Despite the interconnected nature of climate and AI challenges, policy frameworks have struggled to address their intersection comprehensively. There are 198 countries that participate as a party to the United Nations Framework Convention on Climate Change, and 196 countries, territories, and multilateral bodies (the European Union) have drafted or enacted climate legislation according to the Climate Change Laws of the World database. However, the Climate Action Tracker, an independent scientific project tracking government climate action against goals outlined in the Paris Agreement, indicates that no individual country has enacted policies or made commitments consistent with the Paris Agreement’s goal of limiting global warming to 1.5 degrees. This governance gap becomes more pronounced when considering AI's climate impact, which remains largely absent from existing regulatory frameworks. Paradoxically, Global Majority countries demonstrate some of the strongest climate leadership within current international frameworks. Nine of the ten countries rated "Almost Sufficient" by the Climate Action Tracker—Bhutan, Chile, Costa Rica, Ethiopia, the Gambia, Kenya, Morocco, Nepal, and Nigeria—are in the Global Majority. While there is much more progress to be made towards global climate action, as the Climate Action Tracker has notable data gaps across Africa, the Caribbean, Central Asia, and Oceania, Global Majority communities have already shown strong leadership in developing local climate solutions. This leadership suggests significant potential for developing climate-conscious AI solutions that prioritize smaller models optimized for limited internet connectivity, small datasets, and the high mobile penetration rate across these regions.   
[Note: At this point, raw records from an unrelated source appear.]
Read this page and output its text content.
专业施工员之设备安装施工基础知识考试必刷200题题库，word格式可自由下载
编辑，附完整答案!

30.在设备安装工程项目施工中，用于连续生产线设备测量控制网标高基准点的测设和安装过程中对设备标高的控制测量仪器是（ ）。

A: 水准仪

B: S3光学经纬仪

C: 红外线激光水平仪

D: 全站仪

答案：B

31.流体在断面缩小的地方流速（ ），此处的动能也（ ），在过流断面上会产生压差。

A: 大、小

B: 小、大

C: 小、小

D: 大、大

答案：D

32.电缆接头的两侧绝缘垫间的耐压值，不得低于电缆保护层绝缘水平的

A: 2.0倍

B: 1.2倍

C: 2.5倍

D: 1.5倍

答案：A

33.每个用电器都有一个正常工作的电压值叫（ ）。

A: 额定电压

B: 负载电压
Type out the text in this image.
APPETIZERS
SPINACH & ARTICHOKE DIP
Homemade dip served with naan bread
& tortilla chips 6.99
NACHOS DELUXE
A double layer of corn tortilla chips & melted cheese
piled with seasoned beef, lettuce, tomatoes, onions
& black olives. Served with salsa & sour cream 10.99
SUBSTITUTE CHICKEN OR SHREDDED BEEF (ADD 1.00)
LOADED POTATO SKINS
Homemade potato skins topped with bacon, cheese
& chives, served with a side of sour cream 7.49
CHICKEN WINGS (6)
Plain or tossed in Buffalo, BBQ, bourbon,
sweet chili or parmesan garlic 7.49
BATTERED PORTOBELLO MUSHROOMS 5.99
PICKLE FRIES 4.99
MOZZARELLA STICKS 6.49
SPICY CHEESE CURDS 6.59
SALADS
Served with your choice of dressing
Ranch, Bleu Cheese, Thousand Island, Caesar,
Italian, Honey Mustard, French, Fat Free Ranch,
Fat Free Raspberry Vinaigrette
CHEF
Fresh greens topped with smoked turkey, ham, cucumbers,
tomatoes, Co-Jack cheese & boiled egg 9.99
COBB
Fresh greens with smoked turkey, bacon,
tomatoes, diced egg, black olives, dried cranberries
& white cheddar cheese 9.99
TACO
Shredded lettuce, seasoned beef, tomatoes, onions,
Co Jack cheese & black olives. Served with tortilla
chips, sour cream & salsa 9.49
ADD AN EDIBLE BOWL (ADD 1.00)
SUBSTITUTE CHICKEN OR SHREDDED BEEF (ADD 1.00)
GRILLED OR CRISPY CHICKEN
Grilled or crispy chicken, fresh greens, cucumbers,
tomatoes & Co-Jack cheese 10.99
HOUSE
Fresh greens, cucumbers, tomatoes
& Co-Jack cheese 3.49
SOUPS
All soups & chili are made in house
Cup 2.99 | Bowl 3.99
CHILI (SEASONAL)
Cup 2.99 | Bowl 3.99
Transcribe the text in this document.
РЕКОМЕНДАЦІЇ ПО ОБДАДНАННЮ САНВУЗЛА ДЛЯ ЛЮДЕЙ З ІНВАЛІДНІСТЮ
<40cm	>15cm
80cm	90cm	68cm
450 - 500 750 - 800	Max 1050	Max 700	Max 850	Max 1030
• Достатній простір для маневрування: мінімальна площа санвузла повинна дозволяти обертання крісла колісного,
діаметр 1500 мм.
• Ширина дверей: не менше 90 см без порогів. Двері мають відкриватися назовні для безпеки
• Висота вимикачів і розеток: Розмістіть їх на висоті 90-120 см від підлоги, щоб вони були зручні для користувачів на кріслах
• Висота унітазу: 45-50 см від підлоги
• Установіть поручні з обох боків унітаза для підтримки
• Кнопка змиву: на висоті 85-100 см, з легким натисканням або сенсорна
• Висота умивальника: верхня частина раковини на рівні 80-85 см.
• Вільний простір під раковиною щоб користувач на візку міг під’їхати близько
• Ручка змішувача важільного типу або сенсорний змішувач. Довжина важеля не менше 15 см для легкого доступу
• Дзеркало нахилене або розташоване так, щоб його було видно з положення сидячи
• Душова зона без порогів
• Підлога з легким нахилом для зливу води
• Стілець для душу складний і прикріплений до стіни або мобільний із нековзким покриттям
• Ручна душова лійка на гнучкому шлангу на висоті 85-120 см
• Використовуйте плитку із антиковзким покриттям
Balancing Development Imperatives with Responsible AI Innovation

Sufficiently addressing climate concerns related to AI should be a priority for all governments across the globe. However, the tension between development aspirations, climate considerations, and responsible AI deployment creates complex policy challenges for Global Majority governments. Many of these nations prioritize AI adoption as a solution to persistent socioeconomic development problems, which could lead to insufficient attention on longer-term risks and unintended consequences. While a vast number of AI solutions have shown promise in helping to address problems such as flood forecasting, humanitarian aid distribution, conservation, and poverty mapping, many AI tools are being rapidly adopted for more sensitive domains such as asylum application processing, refugee management, and public surveillance. This nearsighted focus on AI adoption and rush to implement AI solutions without adequate safeguards risks not only wasting limited resources on ineffective technologies but also causing substantial harm to vulnerable populations. This pattern reflects what scholars have termed "technosolutionism,” the tendency to view complex social problems as amenable to technological fixes without addressing underlying structural inequalities, an issue that has been increasingly present in efforts focused on sustainable development.

Pathways Towards Robust Climate and AI Governance

Addressing these interconnected challenges requires approaches that center local expertise and context-specific research. The predominant focus of AI fairness, labor implications, and climate impact research on Western, high-income countries creates knowledge gaps that leave Global Majority nations without adequate frameworks for understanding and mitigating risks within their specific contexts. Developing regional research capacity across the Global Majority and supporting locally-led investigations into AI's climate and sociotechnical impacts represents a crucial step toward more robust, equitable, and effective governance. The path forward requires recognizing that climate action and responsible AI development are not competing priorities but interconnected challenges that demand integrated solutions. By leveraging local expertise, supporting context-relevant research, and prioritizing community needs in technology design, Global Majority countries can contribute to both climate mitigation and equitable AI governance. This approach offers the potential to transform constraints into innovations, creating AI systems that serve developmental goals and environmental sustainability while respecting the rights and dignity of all communities.